In that role, she represented the European perspective in developing product innovations like smart cards. She called this good preparation for her new assignment, saying she spent a lot of the last two years in parts of Africa, the Middle East, and Eastern Europe.

But she has no road maps to fall back on as she begins to clear a path for Visa payment services across a vast territory that currently accounts for less than 1% of annual Visa payment volume of $643 billion.

"We are talking about 92 countries in 14 time zones with 1.3 billion inhabitants - 25% of the world population - and 11% of world gross domestic product," Ms. Cobb said. "The fact that (the region) has only 1% of Visa volume tells you this is a huge opportunity for our industry."

The region, known within Visa by the acronym CEMEA, was carved out of the larger Europe, Middle East, Africa entity, or EMEA. The industrialized countries - including the 12 European Union states and such other advanced economies as Israel and Turkey - comprise another new region called Visa EU.

Jean-Jacques Desbons remains president of Visa EU. He has said he will retire as soon as a successor is found.

Mr. Desbons has handed over to Ms. Cobb the other part of the former EMEA, which when intact generated 33.5% of Visa global volume in 1994, second to Visa U.S.A.'s 45.6%. The other three regions are Asia/Pacific (12%), Canada (5.4%), and Latin America (3.5%).

Unlike the five established regions, CEMEA has little business or revenue base and "won't be self-supporting for a while," Ms. Cobb said. Therefore, she will draw on Visa International and Visa EU for funding and staff support, and will continue sharing Visa EU's London headquarters until deciding where to move within CEMEA.

One staffing priority is essentially met - Ms. Cobb has business development teams organized according to sub-regions such as Russia, the Baltic States, and the Middle East.

As for administrative, legal, and other support, "we want to be fully autonomous as soon as possible, but we don't have a specific time in mind yet," Ms. Cobb said.

Edmund P. Jensen, president of Visa International, said he is "confident that she will build a team which will help our members extend their Visa business significantly in the CEMEA countries." Ms. Cobb and the banker who heads the CEMEA board - Peter Thompson, senior general manager, First National Bank of Southern Africa - "will form a powerful, tenacious team," Mr. Jensen said.

Ms. Cobb has already had to douse some of the inevitable political flames of a body such as CEMEA. Fueled by her former colleagues at Europay, they centered on criticism of Visa's decision to separate Eastern Europe and Western Europe. Europay prefers a "one-Europe."

The countries of the former Soviet bloc aspire to be part of the European Union; when they join, their Visa companies will have the option of moving into Visa EU.

"These are legitimate concerns," Ms. Cobb said. "We are sensitive to them, but we had to take a business approach. The reality is that we are still talking about emerging markets, and we want to have a staff and board that are completely focused on the needs of emerging markets."

Ms. Cobb and Mr. Thompson both reported no flare-ups during meetings in Milan, indicating acceptance of the strategy.
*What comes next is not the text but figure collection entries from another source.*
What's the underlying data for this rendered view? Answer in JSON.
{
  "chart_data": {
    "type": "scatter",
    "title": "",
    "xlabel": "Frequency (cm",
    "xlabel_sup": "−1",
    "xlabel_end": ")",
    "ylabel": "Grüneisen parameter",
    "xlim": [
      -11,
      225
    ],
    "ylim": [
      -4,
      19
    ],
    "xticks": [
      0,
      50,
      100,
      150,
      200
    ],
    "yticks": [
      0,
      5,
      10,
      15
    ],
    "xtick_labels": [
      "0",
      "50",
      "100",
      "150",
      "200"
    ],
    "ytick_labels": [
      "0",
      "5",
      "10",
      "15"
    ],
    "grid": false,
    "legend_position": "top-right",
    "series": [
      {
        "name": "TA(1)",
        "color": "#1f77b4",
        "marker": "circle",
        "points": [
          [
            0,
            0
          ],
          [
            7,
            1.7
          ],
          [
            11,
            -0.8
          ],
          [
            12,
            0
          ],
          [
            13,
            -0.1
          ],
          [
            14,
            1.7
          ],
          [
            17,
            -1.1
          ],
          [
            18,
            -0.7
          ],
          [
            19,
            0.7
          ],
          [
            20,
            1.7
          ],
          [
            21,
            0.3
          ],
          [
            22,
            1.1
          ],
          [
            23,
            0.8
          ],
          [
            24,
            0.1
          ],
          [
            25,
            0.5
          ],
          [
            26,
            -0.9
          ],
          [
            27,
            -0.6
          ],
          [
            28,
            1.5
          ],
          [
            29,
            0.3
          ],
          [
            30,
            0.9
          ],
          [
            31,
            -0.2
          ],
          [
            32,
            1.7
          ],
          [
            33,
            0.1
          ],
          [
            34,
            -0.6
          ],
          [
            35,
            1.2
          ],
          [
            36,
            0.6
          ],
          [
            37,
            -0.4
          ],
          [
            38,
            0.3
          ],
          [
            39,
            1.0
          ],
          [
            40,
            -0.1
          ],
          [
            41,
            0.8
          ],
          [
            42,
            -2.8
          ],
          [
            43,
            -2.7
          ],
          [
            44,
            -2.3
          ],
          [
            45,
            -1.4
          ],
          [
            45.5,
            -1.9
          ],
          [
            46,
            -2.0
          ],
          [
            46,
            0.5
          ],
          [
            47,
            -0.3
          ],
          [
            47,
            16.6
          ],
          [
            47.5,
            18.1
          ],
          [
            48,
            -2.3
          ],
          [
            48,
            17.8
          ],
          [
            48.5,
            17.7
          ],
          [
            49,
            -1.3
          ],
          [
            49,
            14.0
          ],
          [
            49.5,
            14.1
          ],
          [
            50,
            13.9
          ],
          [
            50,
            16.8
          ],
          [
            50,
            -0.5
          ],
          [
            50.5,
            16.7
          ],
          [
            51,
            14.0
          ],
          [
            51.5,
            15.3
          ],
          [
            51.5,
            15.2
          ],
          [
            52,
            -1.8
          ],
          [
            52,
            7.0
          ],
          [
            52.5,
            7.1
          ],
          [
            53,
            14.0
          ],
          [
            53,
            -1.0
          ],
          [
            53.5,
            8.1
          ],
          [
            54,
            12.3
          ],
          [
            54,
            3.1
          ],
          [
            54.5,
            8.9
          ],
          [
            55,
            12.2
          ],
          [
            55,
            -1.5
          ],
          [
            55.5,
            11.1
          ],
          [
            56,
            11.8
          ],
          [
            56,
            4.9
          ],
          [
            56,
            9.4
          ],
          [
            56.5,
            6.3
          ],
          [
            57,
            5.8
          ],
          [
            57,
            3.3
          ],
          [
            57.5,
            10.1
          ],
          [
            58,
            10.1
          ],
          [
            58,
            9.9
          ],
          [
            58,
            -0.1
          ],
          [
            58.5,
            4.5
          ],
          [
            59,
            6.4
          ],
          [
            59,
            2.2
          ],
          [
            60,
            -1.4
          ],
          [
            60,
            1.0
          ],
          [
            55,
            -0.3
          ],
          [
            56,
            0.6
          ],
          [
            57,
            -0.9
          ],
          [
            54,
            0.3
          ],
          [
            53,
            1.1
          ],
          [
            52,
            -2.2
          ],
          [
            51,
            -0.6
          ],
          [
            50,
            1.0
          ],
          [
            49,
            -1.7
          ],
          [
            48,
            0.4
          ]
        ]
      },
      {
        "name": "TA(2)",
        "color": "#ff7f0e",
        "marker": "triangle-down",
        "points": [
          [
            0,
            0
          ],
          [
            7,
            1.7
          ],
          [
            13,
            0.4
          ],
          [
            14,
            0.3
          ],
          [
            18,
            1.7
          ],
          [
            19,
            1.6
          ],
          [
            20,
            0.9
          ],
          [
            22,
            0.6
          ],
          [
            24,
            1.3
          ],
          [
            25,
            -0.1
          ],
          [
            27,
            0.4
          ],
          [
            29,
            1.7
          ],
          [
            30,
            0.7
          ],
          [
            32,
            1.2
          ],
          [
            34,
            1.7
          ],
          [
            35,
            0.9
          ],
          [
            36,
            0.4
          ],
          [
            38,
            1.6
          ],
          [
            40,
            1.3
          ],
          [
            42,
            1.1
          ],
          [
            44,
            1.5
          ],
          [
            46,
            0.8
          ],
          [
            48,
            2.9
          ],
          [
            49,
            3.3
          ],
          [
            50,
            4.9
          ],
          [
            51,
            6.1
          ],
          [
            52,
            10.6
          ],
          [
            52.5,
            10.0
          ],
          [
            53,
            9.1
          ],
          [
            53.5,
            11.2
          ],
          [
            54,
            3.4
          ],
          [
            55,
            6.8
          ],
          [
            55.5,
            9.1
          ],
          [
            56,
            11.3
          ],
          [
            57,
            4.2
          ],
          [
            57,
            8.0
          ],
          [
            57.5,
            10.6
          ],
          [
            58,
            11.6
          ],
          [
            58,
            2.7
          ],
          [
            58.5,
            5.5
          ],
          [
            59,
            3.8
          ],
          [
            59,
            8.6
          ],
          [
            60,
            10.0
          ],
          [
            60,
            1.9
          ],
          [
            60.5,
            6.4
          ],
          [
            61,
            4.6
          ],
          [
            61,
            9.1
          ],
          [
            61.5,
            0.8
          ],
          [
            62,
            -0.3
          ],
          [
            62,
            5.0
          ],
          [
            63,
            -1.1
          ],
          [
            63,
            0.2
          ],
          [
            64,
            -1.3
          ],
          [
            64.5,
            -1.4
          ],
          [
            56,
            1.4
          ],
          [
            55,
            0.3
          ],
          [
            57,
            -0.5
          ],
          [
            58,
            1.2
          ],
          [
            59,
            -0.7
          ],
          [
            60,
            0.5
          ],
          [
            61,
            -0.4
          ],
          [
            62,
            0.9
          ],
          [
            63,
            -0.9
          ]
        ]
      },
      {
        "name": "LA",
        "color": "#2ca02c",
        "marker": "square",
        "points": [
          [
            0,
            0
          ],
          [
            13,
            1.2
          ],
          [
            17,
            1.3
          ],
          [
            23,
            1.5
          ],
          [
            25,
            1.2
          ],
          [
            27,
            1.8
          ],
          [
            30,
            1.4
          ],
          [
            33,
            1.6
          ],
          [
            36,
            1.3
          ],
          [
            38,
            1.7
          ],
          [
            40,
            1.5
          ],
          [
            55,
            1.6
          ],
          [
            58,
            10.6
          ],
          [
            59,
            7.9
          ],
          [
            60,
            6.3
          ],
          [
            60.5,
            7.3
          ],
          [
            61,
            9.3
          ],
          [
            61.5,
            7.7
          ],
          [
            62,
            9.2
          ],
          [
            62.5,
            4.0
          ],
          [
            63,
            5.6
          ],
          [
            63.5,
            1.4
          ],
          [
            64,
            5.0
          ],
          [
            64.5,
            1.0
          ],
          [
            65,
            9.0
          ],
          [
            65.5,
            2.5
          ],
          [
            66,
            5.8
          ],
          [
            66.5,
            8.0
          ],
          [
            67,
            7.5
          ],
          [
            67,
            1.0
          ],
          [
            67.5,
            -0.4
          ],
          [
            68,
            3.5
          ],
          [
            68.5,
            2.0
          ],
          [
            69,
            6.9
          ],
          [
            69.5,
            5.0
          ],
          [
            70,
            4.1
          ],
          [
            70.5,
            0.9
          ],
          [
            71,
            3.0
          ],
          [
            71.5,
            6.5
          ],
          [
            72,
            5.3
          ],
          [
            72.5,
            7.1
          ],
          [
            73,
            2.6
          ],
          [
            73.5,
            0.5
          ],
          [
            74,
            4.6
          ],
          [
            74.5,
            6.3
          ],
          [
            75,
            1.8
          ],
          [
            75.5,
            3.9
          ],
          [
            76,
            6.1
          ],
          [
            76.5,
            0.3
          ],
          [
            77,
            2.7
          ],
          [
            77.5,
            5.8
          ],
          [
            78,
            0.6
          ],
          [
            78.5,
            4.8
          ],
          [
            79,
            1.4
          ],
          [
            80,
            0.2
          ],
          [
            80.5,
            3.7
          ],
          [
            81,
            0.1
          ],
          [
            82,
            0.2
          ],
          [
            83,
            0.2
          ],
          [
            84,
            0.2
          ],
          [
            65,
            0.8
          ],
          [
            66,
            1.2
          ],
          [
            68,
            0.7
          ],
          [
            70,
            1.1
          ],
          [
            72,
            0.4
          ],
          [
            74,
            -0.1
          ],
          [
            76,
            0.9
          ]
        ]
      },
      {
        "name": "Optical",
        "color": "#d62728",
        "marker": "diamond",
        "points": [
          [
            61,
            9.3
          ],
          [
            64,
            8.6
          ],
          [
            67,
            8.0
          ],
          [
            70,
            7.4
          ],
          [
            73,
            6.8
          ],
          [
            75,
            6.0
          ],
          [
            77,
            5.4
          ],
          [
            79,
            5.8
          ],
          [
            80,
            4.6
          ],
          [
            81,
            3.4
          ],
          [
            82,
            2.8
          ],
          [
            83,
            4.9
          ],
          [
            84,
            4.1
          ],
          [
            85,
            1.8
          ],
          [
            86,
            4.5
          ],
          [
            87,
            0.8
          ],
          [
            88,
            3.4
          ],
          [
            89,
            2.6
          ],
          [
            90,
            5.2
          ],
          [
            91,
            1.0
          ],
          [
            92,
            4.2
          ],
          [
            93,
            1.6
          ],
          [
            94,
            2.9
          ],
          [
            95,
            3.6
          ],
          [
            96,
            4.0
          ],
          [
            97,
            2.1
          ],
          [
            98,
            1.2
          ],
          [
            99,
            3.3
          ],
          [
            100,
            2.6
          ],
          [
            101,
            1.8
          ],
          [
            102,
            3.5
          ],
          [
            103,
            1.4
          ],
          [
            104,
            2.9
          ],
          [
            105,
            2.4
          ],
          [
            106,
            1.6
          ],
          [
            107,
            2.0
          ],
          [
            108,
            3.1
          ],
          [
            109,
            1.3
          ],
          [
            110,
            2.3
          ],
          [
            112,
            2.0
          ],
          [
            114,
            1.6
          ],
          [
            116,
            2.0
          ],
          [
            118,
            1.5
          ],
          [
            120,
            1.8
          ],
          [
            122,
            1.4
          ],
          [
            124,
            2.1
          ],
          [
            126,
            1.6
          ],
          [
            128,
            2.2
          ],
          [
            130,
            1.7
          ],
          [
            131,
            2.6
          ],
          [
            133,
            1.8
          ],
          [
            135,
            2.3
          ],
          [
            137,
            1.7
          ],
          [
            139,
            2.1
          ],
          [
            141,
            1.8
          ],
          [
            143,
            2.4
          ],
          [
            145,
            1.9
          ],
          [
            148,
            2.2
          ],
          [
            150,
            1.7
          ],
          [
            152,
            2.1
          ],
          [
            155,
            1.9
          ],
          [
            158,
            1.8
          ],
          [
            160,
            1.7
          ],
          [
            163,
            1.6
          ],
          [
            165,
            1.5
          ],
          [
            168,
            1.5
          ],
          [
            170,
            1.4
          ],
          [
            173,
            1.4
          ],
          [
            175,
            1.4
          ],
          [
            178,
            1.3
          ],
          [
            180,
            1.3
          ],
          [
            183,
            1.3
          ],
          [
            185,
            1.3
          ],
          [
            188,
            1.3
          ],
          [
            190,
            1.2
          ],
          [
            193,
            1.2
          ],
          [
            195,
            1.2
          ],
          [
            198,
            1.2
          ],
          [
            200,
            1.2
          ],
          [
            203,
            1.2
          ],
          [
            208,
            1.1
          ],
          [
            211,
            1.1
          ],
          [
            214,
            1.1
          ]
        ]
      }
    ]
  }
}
Ms. Cobb was born in Germany to an American father and Belgian mother, she was educated in Paris, considers French her first language, currently lives in London, and has children living in London and in San Francisco.

Surveying the CEMEA roster, from Albania to Zimbabwe, she said, "Some countries are absolutely nowhere" with credit or debit cards. But a majority are at early stages of market development, with a limited amount of card acceptance and issuing.

South Africa is its continent's most developed market, but its newly empowered majority represents "an entirely new market with the same level of development as in East Europe," Ms. Cobb said. And she expects some Middle Eastern countries to develop quickly because they have strong banking systems and telecommunications infrastructures.